Окончание трагедии предварила еще одна странная сцена, и тот, кто видел ее, никогда не забудет воскресную похоронную процессию, черные катафалки, тысячи людей, которые молча вышагивали милю за милей по людным, но молчаливым улицам, мрачное впечатление от всепрощающей смерти и еще более мрачный вопрос: правильно ли мы поступили? Самоубийство Лингга и поразительное мужество, с каким он переносил нечеловеческие страдания, пробудили в людских сердцах жалость к нему, а в головах — сомнение. Короткий ноябрьский день закончился погребальными службами на темном кладбище и молчаливым возвращением людей в город. Ни один человек не подал голос ни около могил, ни где бы то ни было еще; люди все время молчали, словно что-то обдумывали».

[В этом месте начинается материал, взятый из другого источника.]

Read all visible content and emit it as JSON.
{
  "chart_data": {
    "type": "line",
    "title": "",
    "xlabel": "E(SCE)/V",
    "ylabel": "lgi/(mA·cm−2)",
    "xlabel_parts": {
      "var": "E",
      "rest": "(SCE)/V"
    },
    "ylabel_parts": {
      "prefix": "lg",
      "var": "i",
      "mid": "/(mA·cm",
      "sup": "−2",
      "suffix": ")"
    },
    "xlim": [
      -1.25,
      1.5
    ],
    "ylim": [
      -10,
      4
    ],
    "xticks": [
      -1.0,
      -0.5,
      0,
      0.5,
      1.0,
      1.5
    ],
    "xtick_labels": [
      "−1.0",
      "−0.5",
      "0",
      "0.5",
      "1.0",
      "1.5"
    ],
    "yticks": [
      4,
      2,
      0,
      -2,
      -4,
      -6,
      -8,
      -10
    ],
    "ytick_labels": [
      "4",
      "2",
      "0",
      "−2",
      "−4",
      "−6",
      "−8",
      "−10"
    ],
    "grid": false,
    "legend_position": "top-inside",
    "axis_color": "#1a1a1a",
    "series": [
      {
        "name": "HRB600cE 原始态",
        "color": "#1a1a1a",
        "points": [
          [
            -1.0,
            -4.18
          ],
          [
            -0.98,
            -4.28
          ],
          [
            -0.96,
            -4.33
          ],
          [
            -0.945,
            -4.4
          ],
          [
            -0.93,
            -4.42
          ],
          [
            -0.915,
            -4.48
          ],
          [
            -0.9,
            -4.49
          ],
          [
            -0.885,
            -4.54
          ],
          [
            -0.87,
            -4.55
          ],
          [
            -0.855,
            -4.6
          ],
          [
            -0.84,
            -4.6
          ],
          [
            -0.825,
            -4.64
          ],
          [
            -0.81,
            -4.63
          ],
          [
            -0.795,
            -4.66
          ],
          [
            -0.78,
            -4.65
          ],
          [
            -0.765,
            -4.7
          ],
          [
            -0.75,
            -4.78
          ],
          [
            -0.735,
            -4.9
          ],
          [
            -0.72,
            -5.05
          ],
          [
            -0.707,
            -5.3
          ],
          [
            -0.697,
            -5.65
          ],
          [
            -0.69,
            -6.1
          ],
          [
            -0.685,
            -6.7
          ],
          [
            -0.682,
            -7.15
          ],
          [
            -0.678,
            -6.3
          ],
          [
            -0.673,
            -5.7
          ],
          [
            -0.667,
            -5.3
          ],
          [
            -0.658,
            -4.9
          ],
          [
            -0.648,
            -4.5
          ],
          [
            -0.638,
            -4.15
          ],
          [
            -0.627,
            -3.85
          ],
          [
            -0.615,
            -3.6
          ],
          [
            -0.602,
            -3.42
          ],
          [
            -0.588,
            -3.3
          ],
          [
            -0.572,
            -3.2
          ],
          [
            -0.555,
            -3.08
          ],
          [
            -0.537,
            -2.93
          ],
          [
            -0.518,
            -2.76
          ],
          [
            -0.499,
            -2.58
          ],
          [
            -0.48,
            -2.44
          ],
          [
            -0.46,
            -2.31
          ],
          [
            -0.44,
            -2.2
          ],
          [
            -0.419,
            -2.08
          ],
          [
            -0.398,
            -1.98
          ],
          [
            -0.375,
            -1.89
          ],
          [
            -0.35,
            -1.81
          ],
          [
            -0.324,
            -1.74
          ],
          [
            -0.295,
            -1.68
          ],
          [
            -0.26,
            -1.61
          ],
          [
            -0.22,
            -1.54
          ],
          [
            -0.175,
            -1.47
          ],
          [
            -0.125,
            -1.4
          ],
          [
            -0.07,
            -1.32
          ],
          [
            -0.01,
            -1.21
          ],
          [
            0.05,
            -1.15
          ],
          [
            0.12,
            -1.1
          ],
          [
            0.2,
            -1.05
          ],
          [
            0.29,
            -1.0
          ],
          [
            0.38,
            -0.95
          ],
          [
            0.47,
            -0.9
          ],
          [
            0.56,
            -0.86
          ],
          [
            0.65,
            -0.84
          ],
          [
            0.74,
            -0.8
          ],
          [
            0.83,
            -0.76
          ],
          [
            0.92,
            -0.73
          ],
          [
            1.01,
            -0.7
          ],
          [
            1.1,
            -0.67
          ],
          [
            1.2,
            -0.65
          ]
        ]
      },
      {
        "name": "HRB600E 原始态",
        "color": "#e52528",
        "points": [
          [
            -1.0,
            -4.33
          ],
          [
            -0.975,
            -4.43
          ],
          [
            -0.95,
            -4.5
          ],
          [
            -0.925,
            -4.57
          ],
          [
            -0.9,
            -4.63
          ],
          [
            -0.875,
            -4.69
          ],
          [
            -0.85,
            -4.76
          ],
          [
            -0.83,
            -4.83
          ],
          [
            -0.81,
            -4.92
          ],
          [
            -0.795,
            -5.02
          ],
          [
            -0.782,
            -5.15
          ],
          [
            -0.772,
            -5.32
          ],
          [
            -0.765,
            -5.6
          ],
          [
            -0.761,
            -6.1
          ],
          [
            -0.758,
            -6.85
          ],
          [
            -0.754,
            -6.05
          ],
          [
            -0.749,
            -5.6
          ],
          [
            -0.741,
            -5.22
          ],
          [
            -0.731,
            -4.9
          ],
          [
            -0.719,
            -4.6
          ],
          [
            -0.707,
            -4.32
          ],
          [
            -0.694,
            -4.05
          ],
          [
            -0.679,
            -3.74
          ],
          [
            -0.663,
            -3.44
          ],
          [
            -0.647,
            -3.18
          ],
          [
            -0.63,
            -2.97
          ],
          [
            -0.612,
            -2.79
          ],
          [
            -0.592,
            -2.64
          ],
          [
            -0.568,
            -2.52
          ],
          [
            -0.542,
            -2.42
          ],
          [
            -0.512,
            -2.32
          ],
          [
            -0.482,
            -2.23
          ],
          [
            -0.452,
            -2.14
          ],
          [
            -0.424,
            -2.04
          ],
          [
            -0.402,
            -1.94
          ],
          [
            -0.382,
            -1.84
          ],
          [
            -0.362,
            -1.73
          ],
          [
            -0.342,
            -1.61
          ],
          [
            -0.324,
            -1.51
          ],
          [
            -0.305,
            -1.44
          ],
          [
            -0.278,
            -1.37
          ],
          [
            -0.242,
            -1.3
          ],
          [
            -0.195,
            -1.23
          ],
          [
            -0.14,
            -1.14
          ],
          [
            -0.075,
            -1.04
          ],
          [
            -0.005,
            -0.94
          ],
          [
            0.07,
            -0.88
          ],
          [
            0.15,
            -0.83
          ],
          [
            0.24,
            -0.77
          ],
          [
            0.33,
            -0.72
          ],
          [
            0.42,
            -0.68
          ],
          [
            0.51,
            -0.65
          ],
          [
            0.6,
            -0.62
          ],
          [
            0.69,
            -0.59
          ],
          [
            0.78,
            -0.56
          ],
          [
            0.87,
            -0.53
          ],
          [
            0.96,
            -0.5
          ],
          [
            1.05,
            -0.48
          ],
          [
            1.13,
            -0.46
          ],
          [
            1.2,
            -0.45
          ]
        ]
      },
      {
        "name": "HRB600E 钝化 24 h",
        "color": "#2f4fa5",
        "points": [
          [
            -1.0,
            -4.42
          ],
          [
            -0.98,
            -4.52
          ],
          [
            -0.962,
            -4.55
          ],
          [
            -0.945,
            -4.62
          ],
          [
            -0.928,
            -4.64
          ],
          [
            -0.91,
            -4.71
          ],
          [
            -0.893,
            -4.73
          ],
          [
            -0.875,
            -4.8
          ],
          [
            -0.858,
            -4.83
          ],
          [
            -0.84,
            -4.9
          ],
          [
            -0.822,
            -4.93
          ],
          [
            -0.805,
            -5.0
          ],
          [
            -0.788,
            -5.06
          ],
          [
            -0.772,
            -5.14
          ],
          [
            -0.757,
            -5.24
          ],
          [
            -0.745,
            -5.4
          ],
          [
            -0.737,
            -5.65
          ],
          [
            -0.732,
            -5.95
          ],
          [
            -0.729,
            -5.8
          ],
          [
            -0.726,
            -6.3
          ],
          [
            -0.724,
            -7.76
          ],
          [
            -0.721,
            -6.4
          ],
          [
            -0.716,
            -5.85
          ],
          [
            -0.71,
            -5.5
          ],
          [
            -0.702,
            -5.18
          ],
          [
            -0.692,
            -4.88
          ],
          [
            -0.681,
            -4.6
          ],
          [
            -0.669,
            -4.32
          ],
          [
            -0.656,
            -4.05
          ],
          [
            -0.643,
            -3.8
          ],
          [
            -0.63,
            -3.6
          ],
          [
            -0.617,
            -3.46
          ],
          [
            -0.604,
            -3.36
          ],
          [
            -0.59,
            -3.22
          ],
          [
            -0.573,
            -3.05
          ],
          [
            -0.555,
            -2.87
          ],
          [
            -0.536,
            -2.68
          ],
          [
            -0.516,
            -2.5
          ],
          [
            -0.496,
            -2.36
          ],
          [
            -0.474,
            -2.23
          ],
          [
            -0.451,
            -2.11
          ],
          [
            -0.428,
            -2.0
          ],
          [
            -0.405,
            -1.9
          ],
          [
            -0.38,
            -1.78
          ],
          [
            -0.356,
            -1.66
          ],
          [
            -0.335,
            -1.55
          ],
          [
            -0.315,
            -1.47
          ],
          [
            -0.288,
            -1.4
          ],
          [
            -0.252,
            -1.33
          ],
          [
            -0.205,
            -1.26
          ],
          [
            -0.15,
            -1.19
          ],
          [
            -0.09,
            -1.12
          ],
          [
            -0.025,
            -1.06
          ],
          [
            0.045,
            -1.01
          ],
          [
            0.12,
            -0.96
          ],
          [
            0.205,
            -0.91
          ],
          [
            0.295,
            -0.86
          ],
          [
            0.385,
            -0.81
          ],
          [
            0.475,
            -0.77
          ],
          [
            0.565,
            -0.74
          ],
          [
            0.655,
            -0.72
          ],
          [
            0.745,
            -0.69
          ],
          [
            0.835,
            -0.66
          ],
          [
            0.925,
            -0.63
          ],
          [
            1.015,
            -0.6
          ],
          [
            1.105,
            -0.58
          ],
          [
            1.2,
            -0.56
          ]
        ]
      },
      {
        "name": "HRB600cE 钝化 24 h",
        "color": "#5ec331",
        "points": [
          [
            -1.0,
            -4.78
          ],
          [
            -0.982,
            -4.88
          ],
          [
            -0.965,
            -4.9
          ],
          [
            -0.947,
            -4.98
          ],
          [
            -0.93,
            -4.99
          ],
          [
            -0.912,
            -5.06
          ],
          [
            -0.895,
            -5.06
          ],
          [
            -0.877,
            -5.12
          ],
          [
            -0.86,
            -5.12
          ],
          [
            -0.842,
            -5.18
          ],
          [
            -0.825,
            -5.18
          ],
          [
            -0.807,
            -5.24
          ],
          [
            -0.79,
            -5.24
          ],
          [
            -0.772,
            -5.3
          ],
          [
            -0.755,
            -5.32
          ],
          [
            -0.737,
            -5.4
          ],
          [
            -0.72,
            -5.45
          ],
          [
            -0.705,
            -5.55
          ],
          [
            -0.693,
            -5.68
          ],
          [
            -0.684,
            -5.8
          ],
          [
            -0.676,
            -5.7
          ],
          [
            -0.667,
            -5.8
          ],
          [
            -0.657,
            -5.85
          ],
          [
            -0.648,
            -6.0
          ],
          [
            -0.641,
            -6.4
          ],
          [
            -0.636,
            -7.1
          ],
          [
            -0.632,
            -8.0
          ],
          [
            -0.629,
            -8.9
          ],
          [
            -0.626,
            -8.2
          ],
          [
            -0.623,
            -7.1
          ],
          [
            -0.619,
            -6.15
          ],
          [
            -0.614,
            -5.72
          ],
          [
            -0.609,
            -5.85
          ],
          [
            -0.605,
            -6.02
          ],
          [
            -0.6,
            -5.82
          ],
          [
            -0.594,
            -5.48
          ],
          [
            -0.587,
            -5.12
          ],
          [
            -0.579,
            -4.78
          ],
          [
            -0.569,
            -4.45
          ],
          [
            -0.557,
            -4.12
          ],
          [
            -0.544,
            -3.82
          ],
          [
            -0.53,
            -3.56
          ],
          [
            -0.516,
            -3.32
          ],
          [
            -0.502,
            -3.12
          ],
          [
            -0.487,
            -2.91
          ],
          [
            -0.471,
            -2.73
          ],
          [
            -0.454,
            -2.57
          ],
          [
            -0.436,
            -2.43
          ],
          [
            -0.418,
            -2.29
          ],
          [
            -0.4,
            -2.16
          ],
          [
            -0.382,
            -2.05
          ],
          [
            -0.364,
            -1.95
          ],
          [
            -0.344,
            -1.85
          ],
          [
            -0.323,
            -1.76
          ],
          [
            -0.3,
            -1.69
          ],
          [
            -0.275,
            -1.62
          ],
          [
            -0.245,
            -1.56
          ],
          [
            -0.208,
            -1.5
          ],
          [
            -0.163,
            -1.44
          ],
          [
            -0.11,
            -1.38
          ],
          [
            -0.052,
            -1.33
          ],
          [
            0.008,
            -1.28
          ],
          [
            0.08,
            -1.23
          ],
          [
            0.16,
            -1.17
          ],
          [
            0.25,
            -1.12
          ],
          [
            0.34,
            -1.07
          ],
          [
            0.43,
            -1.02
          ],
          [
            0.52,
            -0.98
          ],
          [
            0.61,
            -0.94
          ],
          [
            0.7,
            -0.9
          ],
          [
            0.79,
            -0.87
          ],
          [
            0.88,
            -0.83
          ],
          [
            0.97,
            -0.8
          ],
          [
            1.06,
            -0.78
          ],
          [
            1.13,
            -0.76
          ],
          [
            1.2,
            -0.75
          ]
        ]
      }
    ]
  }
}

Наконец-то завершилась затянувшаяся трагедия. Не могу передать, какие чувства обуревали меня, когда я читал статьи о последних минутах жизни узников и об их похоронах. Я словно все видел собственными глазами! До чего же хорошо я понимал Лингга и его отчаянный поступок. В то время мне и в голову не могло прийти, для чего предназначались еще четыре бомбы; ведь он взорвал только себя самого ради пробуждения страха в людях, не желая никому причинить боль. Представляете, насколько он был храбр и насколько владел собой! Ему удалось найти слова, чтобы Осборн ничего не заподозрил. А потом, когда врачи своим искусством возвращали его к жизни, причиняя нестерпимые муки, он ни разу не застонал, ни разу не вскрикнул. Слезы брызнули у меня из глаз. Такая мощь перестала существовать, такое величие обрело столь ужасный конец! Что-то отвратительное было для меня в мысли о полицейском, который назвал бездыханного Лингга «чудовищем». Ему бы спросить Осборна, и, наверно, у него сложилось бы более объективное впечатление, потому что после катастрофы Осборн не боялся говорить правду. Вот, что он сказал о Лингге: «Я самого высокого мнения о Луисе Лингге и верю, что его неправильно поняли. Он был честен в своих взглядах настолько, насколько это возможно для человека, и свободен от мстительности, словно новорожденный младенец. Мне лишь хотелось бы, чтобы молодые люди Америки могли быть такими же сильными и добрыми, каким был Луис Лингг, если забыть о его анархизме».